The truth is this… we all stand in need of God’s grace.  There are no guarantees against temptation and struggle in our lives.  There are moments and there are experiences… there are situations and there are seasons… when every one of us here have convinced ourselves that normal rules don’t apply to us… when we have thought only of ourselves… when we have felt that we deserved to enjoy all the temptations around us… when we have failed to be the people that God created us to be.   We all stand in need of God’s grace.  Not one of us here can throw the first stone.  Each one of us must pay attention to the log in our own eye instead of the speck in our neighbor’s.  We all stand in need of God’s grace.

 

During Lent, we have the opportunity to examine our lives… our behaviors, our motives, our actions, our expectations.  During Lent, we have the opportunity to reflect on all that tempts us to wander further into the wilderness.  During Lent, we have the chance to start again on the path of forgiveness and grace.

 

When Tiger finished his public statement on Friday, his mother hugged him and whispered in his ear, “Never think you stand alone.”  Then she told him that she loved him and that was more than enough.

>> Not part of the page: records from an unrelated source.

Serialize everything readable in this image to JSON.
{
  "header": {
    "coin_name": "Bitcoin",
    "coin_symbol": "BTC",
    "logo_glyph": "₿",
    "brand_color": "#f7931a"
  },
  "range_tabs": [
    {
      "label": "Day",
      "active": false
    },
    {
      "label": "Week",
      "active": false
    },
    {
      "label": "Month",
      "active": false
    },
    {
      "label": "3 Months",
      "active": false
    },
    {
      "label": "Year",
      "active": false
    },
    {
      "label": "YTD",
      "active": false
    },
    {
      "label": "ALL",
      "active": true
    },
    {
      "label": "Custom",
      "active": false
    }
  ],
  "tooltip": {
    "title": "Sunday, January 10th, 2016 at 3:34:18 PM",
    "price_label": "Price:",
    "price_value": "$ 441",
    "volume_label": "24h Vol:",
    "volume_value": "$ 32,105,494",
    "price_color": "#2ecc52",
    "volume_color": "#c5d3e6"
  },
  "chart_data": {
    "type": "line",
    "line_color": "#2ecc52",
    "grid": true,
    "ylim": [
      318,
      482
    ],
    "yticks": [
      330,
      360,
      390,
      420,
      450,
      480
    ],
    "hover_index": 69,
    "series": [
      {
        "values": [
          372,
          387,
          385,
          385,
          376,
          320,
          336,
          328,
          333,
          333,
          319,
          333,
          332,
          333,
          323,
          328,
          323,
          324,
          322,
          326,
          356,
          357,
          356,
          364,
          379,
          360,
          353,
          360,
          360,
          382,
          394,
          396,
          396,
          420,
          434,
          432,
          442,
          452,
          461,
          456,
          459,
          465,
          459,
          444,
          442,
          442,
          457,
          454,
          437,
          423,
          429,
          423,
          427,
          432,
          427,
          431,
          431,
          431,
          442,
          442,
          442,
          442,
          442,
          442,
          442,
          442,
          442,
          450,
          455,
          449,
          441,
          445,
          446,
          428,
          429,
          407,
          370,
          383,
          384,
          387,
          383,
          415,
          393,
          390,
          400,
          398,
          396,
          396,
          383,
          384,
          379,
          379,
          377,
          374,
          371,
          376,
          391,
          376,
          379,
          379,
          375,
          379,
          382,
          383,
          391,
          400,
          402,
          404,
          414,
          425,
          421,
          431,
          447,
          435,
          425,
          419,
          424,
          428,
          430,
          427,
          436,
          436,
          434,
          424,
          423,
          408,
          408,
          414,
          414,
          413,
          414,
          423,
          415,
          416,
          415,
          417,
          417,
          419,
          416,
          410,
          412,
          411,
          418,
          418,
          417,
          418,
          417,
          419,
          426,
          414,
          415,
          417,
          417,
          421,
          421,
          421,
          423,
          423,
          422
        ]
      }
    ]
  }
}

We are all children of God with one guarantee… we are not alone.  Even when our failures seem immeasurable, God loves us beyond measure. 

 

With the possible exception of the equator, everything does begin somewhere, so let us begin our Lenten journey right here and right now.    Let us put our faith in God’s unconditional grace… that forgiving love that meets us where we are but does not leave us where it finds us.  It is more than enough for the journey.